Author: Jerry Bronk
Title: Belinda’s Law
Publisher: Trafford
ISBN: 978-1466996274
Pages: 168, Paperback/Kindle
Genre: Fiction
Author Interview with Jerry Bronk
Author Interview With Jerry Bronk
Title: Belinda’s Law
Interviewed by: Russell D. James, MA, MLIS, Pacific Book Review
Today we are talking with Jerry Bronk, author of “Belinda’s Law.”
PBR: How many of the…characters are based on real life persons and how so?
All characters are composites and there is little creativity involved. This lack may account for some characters (eg, Cathy, Judy) not being developed as fully as they could be.
PBR: If you could write a sequel, which characters or spin-off from this book, which character or characters would you use as the starting point?
Since I have trouble with female characters (!) I don’t think I could get sufficiently into the head of Rita, Cathy or even Bel to be convincing. No, I don’t have any of those folks buzzing in my head and wanting top billing.
PBR: Which writer has most inspired you to write this book?
Certainly no writer inspired me to write this book or even write any fiction. By the time I started this project I was “post biblio.” Ie, I had only enough energy and brain power to keep up with my periodicals (professional rate helped to raise that stack).
I don’t have a favorite (fiction) writer and my reading experience seems to be a process of interest and then losing such. Eg, John Irving, Maeve Binchy, and Philip Roth are among the many that I’ve lost interest in. Or Cormac McCarthy, who borrowed from Yeats for a title (to be outdone by a powerful movie) only to lose me on The Road. Even Jane Austen: I don’t think I could read anymore after Master Piece Theater brought her works to such vivid life. (After suffering a case of aghastness at some critic describing Darcy’s cruelly presumptuous proposal as “the most romantic…in literature,” I explained the Darcy/Miss Bennett relationship only to be rejected.
And then there is Haruki Murakama. After much enthusiasm I decided I wasn’t going to spend a significant part of my life being informed (1Q84, ten lbs of CDs) of a young woman’s softball career.
No, there was no literary inspiration; only a slightly absorbed cumulative and amorphous effect.
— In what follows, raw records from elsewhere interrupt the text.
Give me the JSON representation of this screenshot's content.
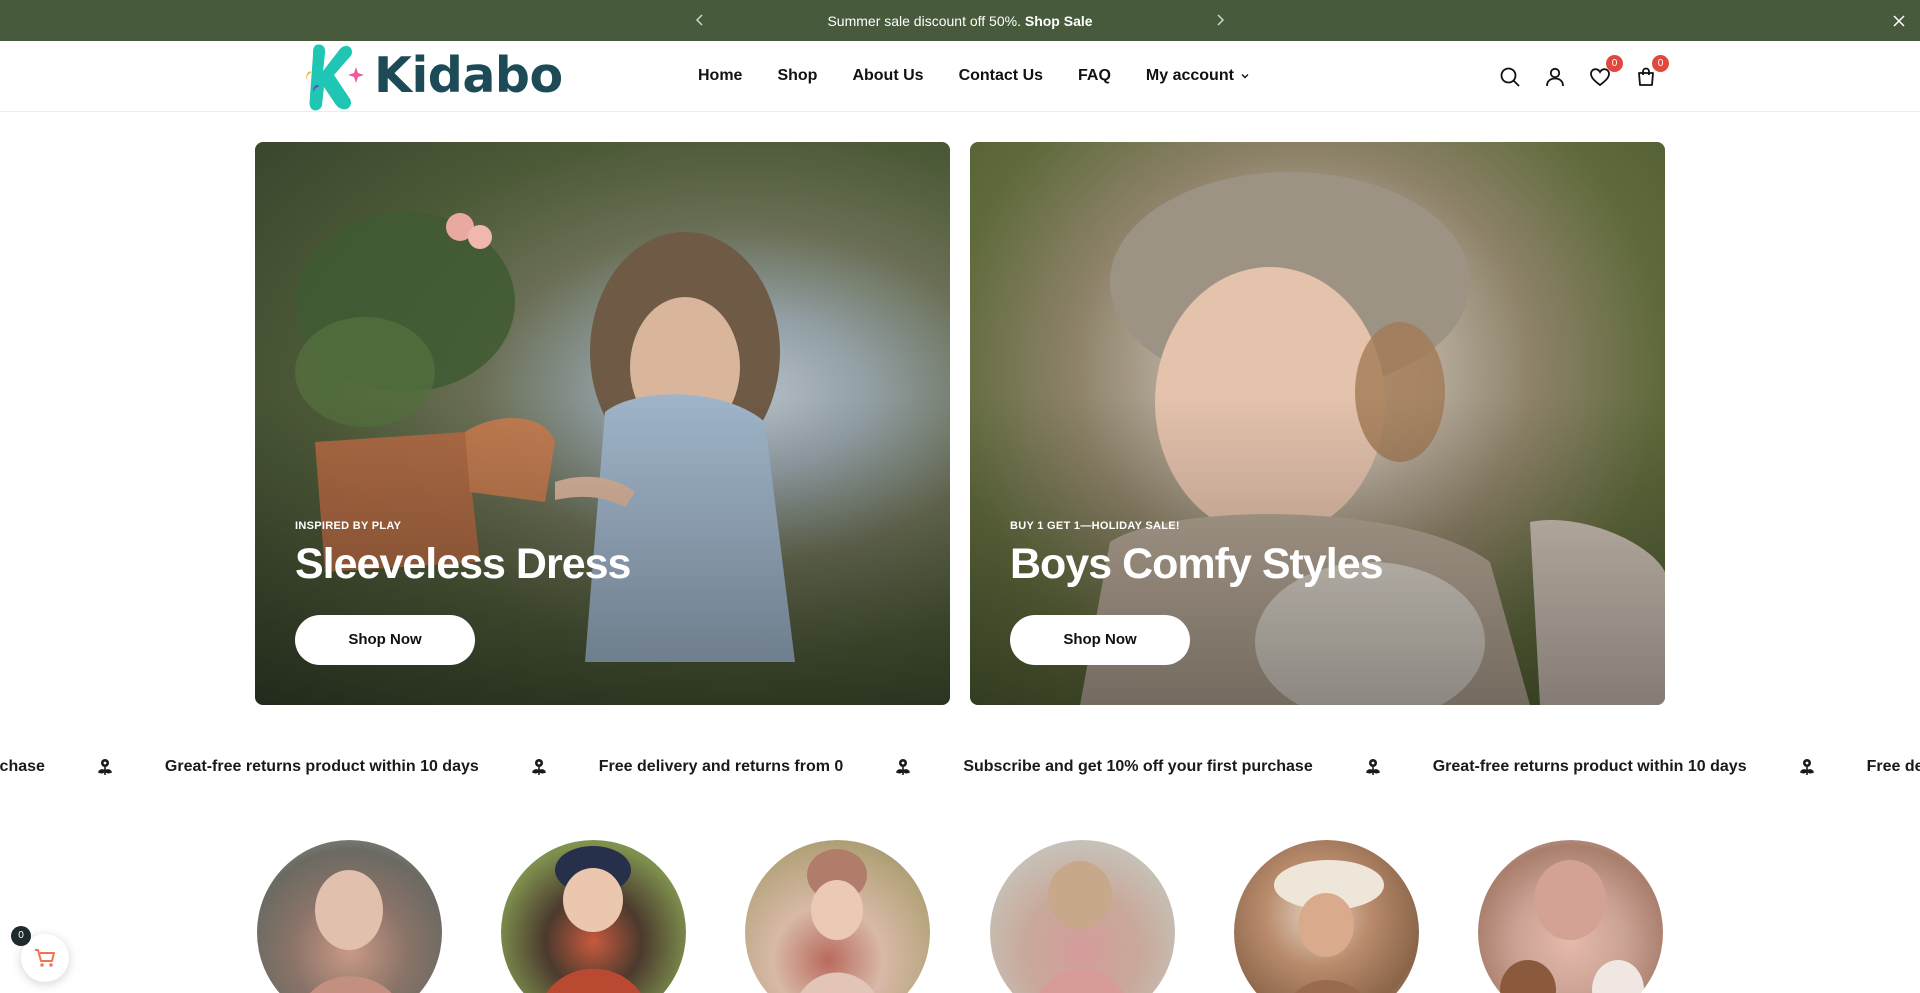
{
  "announcement": {
    "text": "Summer sale discount off 50%.",
    "link": "Shop Sale"
  },
  "brand": {
    "name": "Kidabo"
  },
  "nav": {
    "items": [
      {
        "label": "Home"
      },
      {
        "label": "Shop"
      },
      {
        "label": "About Us"
      },
      {
        "label": "Contact Us"
      },
      {
        "label": "FAQ"
      },
      {
        "label": "My account"
      }
    ]
  },
  "header_icons": {
    "wishlist_count": "0",
    "cart_count": "0"
  },
  "banners": [
    {
      "eyebrow": "INSPIRED BY PLAY",
      "title": "Sleeveless Dress",
      "button": "Shop Now"
    },
    {
      "eyebrow": "BUY 1 GET 1—HOLIDAY SALE!",
      "title": "Boys Comfy Styles",
      "button": "Shop Now"
    }
  ],
  "marquee": {
    "items": [
      "t purchase",
      "Great-free returns product within 10 days",
      "Free delivery and returns from 0",
      "Subscribe and get 10% off your first purchase",
      "Great-free returns product within 10 days",
      "Free delivery and re"
    ]
  },
  "floating_cart": {
    "count": "0"
  },
  "colors": {
    "announcement_bg": "#475a3c",
    "logo_text": "#1c4a57",
    "logo_mark": "#1fc6b3",
    "badge": "#e0483f",
    "float_cart_icon": "#f0734f"
  }
}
PBR: Your book could’ve taken place in the 70s, 80s or 90s, but which did you intend?
Jeff is in the army before Vietnam and he’s already been around a bit. He alludes to his childhood and exit from high school. But It’s the 80s & 90s when the primary story unfolds. The end would come about at the end of the C.
PBR: What character do you feel should resonate most with your readers?
Well, if readers don’t respond to the narrator’s “memoir,” then Jeff should remain as he says, one of the 99% who will never be validated by publication or payment.
PBR: You deal with a lot of psychology in your book. Are you a psychologist of just a lover of psychology?
I’ve sampled the usual writers but it’s mostly pop and/or contemporary commentary that I read. Eg, The Cult of Self Esteem and Bad Romance (both The Atlantic). Jeff says “superficial” about his comment, but I guess since I’ve implied or claimed some authority in letters on various, including psychological, I may have more than superficial insight but certainly not professional grade.
PBR: Why did you make Belinda’s father such a broken character?
That’s an odd way to pose the Q. I must’ve missed the “broken” part.
PBR: What were the real life impetuses for your sitting down and writing a book?
There is an alternate reality called “legal reality.’’ A fiction that reveals the “truth behind the facts,” in this particular “Law” arena, has never been told. I have told and shown a singular tale that challenges and informs a generally accepted “reality.”